Damals allerdings wurde ihre Arbeit genau unter die Lupe genommen, von Hans Jörg Schalkowski, mehr als 30 Jahre in Baden-Württemberg Polizeihundeführer und Ausbilder. Er hat im Auftrag des Gerichts zwölf Stunden Videomaterial der Mantrailer-Suche ausgewertet. Sein Urteil ist vernichtend: „Ich habe in den Videoaufnahmen sehr eindeutige Beeinflussungen gesehen, die sofort ins Auge fallen.“

Auf dem Video sieht man, wie von Buddenbrock ihren Hund an einem kleinen Röhrchen riechen lässt, der Geruch des Tatverdächtigen, der hier 31 Tage davor unterwegs gewesen sein soll. Es geht über eine gesperrte Autobahn. Von Buddenbrock läuft später fast neben dem Hund. Ein kurzer Ruck an der Leine. Nun folgt er der Laufrichtung seiner Hundeführerin.

Mantrailer-Einsätze kosten oft tausende Euro

Einige Meter nach der Abfahrt bleibt von Buddenbrock stehen und belohnt ihren Hund. „Dies soll die Bestätigung sein, dass der Verdächtige weiter auf der Autobahn gefahren ist“, erklärt Hans-Jörg Schalkowski. Er bezweifelt, dass von Buddenbrocks Hund überhaupt eine Spur gerochen hat.

Von Buddenbrocks Anwalt schreibt dazu, die Analyse des früheren Polizisten Schalkowski sei „unbrauchbar“. Er habe seine Vorwürfe nicht schlüssig dargelegt. Das Landgericht Heidelberg folgte seiner Analyse allerdings uneingeschränkt. Und ließ den Angeklagten Rentner kurz danach aus der Untersuchungshaft frei. Dort hatte der bereits acht Monate gesessen.

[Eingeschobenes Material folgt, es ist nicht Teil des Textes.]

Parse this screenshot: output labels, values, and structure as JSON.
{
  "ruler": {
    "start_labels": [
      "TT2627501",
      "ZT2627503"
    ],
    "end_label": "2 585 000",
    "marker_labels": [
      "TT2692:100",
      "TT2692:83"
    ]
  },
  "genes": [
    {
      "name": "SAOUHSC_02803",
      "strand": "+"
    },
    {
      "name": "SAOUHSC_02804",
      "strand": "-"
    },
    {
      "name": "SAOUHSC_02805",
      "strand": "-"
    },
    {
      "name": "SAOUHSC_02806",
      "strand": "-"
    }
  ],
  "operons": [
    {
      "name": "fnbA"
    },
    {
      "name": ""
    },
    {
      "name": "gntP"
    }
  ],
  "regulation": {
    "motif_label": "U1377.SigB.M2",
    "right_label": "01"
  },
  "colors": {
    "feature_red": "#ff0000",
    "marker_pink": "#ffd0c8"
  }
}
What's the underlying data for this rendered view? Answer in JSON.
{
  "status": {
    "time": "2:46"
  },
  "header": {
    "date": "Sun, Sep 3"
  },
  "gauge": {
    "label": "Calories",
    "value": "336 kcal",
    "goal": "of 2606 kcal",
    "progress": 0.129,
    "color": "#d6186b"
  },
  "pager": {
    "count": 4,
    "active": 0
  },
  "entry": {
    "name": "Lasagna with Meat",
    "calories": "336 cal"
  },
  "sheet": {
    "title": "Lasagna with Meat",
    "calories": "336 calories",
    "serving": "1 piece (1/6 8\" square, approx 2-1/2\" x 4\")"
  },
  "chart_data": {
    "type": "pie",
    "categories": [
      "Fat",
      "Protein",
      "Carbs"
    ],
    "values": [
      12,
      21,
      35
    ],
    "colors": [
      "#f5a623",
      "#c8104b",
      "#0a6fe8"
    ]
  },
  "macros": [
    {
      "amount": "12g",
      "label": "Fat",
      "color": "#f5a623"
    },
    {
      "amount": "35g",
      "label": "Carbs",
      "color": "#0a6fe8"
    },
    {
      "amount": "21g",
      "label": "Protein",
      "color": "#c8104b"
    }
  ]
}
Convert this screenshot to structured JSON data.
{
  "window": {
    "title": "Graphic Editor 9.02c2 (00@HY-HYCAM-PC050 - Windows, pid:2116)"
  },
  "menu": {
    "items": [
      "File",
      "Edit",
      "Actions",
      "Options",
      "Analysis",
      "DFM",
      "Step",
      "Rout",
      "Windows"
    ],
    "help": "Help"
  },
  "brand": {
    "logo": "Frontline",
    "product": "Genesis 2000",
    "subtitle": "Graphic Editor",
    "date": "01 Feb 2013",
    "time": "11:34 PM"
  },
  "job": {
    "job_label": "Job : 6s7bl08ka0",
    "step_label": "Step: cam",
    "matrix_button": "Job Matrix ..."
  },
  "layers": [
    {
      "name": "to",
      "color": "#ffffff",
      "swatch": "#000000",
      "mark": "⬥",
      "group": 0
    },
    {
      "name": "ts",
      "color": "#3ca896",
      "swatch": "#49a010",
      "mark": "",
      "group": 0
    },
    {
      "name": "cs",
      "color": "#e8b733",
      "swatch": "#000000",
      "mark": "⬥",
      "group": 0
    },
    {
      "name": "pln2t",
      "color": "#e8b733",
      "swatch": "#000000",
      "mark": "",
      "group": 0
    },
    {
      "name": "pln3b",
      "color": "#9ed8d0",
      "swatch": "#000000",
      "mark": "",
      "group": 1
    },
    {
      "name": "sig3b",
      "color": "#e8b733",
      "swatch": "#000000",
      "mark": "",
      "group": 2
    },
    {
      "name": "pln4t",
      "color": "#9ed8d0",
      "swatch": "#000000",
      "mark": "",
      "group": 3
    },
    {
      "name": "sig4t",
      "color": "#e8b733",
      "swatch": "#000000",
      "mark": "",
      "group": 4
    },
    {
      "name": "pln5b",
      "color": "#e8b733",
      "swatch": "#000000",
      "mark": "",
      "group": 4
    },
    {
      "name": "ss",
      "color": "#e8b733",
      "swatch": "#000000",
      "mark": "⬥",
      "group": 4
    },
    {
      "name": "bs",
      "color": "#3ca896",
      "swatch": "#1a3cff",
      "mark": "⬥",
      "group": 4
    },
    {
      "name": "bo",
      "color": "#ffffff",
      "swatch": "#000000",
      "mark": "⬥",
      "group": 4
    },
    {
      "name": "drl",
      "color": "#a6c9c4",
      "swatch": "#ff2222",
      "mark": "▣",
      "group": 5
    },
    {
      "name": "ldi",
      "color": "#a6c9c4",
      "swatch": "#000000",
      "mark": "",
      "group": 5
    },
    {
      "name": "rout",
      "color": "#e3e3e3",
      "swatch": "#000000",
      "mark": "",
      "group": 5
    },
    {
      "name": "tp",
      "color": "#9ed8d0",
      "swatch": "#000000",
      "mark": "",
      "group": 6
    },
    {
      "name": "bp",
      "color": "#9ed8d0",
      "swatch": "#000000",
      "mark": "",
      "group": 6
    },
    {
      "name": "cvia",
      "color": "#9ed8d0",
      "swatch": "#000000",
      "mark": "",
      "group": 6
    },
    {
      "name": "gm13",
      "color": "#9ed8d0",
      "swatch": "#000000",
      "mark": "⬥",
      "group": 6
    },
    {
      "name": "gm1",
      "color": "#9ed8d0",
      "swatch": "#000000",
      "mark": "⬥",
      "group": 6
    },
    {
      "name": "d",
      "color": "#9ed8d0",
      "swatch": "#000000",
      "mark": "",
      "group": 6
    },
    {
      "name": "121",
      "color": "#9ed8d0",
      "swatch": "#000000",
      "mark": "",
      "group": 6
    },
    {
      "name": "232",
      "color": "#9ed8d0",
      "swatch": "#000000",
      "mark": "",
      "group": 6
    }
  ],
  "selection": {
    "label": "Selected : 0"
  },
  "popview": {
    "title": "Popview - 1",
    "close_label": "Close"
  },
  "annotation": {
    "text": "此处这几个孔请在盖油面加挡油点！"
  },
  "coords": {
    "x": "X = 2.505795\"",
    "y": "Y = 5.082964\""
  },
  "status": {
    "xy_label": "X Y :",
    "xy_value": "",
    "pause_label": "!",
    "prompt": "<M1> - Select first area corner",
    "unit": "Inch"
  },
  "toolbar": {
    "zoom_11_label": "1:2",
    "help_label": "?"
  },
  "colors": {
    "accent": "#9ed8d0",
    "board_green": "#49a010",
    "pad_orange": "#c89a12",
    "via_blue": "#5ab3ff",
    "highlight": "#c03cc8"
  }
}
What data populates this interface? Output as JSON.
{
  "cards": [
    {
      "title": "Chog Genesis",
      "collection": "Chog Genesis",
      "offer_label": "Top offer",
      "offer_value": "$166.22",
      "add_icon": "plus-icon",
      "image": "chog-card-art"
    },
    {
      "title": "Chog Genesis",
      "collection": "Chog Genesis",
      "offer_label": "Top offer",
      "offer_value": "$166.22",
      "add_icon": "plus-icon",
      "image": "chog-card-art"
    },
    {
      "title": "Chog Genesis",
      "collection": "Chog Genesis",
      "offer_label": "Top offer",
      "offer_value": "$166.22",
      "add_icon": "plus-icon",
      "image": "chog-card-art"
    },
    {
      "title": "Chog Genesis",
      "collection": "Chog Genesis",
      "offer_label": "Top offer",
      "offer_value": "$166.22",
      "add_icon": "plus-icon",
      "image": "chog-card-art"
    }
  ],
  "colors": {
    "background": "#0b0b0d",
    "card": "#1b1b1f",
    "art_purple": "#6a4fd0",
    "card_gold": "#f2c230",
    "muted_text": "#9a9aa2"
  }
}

Die Kosten der privaten Mantrailer-Suchen können beträchtlich sein. In einem Fall der Staatsanwaltschaft Bochum etwa hat der Einsatz knapp 4800 Euro gekostet. In einem anderen Fall aus Sachsen-Anhalt hat Andrea von Buddenbrock für 12 Einsatztage nach WDR-Informationen sogar mehr als 20.000 Euro in Rechnung gestellt. Für eine Methode, die Wissenschaftler auch als „kriminologische Esoterik“ bezeichnen.